[UP]Cycling Fashion Centre

[UP]Cycling Fashion Centre aims to establish an inclusive fashion community in Preston that addresses the throwaway culture of fast fashion. Home to Preston’s local fashion designers and students, it weaves the community together to explore methods of repurposing used clothes and to educate the public on the ethical sourcing of garments for daily wear.

The programme comprises used clothes collection points, sorting and manufacturing facilities, workshops, studios, classrooms, galleries, café, shops, and libraries. These programmes are split into four main design fragments that are linked to each other.
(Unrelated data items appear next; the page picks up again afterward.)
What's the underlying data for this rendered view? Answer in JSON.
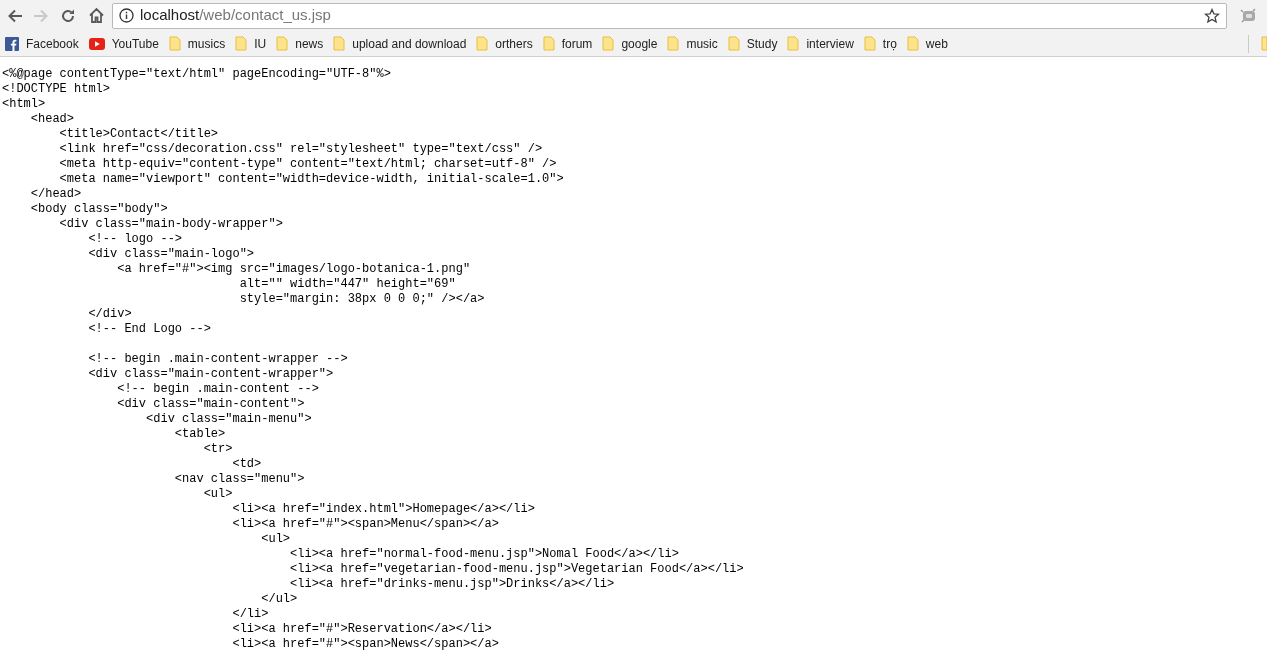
{
  "toolbar": {
    "back_enabled": true,
    "forward_enabled": false,
    "address": {
      "host": "localhost",
      "path": "/web/contact_us.jsp"
    }
  },
  "bookmarks": [
    {
      "kind": "facebook",
      "label": "Facebook"
    },
    {
      "kind": "youtube",
      "label": "YouTube"
    },
    {
      "kind": "folder",
      "label": "musics"
    },
    {
      "kind": "folder",
      "label": "IU"
    },
    {
      "kind": "folder",
      "label": "news"
    },
    {
      "kind": "folder",
      "label": "upload and download"
    },
    {
      "kind": "folder",
      "label": "orthers"
    },
    {
      "kind": "folder",
      "label": "forum"
    },
    {
      "kind": "folder",
      "label": "google"
    },
    {
      "kind": "folder",
      "label": "music"
    },
    {
      "kind": "folder",
      "label": "Study"
    },
    {
      "kind": "folder",
      "label": "interview"
    },
    {
      "kind": "folder",
      "label": "trọ"
    },
    {
      "kind": "folder",
      "label": "web"
    }
  ],
  "source_lines": [
    {
      "text": "<%@page contentType=\"text/html\" pageEncoding=\"UTF-8\"%>"
    },
    {
      "text": "<!DOCTYPE html>"
    },
    {
      "text": "<html>"
    },
    {
      "text": "    <head>"
    },
    {
      "text": "        <title>Contact</title>"
    },
    {
      "text": "        <link href=\"css/decoration.css\" rel=\"stylesheet\" type=\"text/css\" />"
    },
    {
      "text": "        <meta http-equiv=\"content-type\" content=\"text/html; charset=utf-8\" />"
    },
    {
      "text": "        <meta name=\"viewport\" content=\"width=device-width, initial-scale=1.0\">"
    },
    {
      "text": "    </head>"
    },
    {
      "text": "    <body class=\"body\">"
    },
    {
      "text": "        <div class=\"main-body-wrapper\">"
    },
    {
      "text": "            <!-- logo -->"
    },
    {
      "text": "            <div class=\"main-logo\">"
    },
    {
      "text": "                <a href=\"#\"><img src=\"images/logo-botanica-1.png\""
    },
    {
      "text": "                                 alt=\"\" width=\"447\" height=\"69\""
    },
    {
      "text": "                                 style=\"margin: 38px 0 0 0;\" /></a>"
    },
    {
      "text": "            </div>"
    },
    {
      "text": "            <!-- End Logo -->"
    },
    {
      "text": "            <!-- begin .main-content-wrapper -->",
      "blank_before": true
    },
    {
      "text": "            <div class=\"main-content-wrapper\">"
    },
    {
      "text": "                <!-- begin .main-content -->"
    },
    {
      "text": "                <div class=\"main-content\">"
    },
    {
      "text": "                    <div class=\"main-menu\">"
    },
    {
      "text": "                        <table>"
    },
    {
      "text": "                            <tr>"
    },
    {
      "text": "                                <td>"
    },
    {
      "text": "                        <nav class=\"menu\">"
    },
    {
      "text": "                            <ul>"
    },
    {
      "text": "                                <li><a href=\"index.html\">Homepage</a></li>"
    },
    {
      "text": "                                <li><a href=\"#\"><span>Menu</span></a>"
    },
    {
      "text": "                                    <ul>"
    },
    {
      "text": "                                        <li><a href=\"normal-food-menu.jsp\">Nomal Food</a></li>"
    },
    {
      "text": "                                        <li><a href=\"vegetarian-food-menu.jsp\">Vegetarian Food</a></li>"
    },
    {
      "text": "                                        <li><a href=\"drinks-menu.jsp\">Drinks</a></li>"
    },
    {
      "text": "                                    </ul>"
    },
    {
      "text": "                                </li>"
    },
    {
      "text": "                                <li><a href=\"#\">Reservation</a></li>"
    },
    {
      "text": "                                <li><a href=\"#\"><span>News</span></a>"
    }
  ]
}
A one-way route is designed specifically for visitors to have an immersive and hands-on learning experience of the upcycling process that begins at the art gallery and ends in the building’s own clothes shop. Its strategic location nestled between Preston Town Hall and Preston Bus Station provides an extension to the town that is celebrated through a seamless public green space that cuts across the site.

My proposal focuses on creating a design scheme that has low-embodied carbon. This would be achieved by retrofitting the existing buildings and reusing existing materials in the new buildings to reduce the carbon emissions from the construction process. My design scheme emphasizes the use of the glulam structure, which offsets more carbon than it outsets. The motif of textile patterns has been a recurring theme throughout my design. These could be seen from the perforated exterior brick walls that mimic the overlaying and intersecting threads in knitting. Sculptured internal plaster wall panels in the art gallery space which portray folds of fabric induce the desire for touch from visitors. Atrium space with a top light and clerestory window will be applied to welcome more daylight into the space and increase the solar gain to reduce reliance on the mechanical system.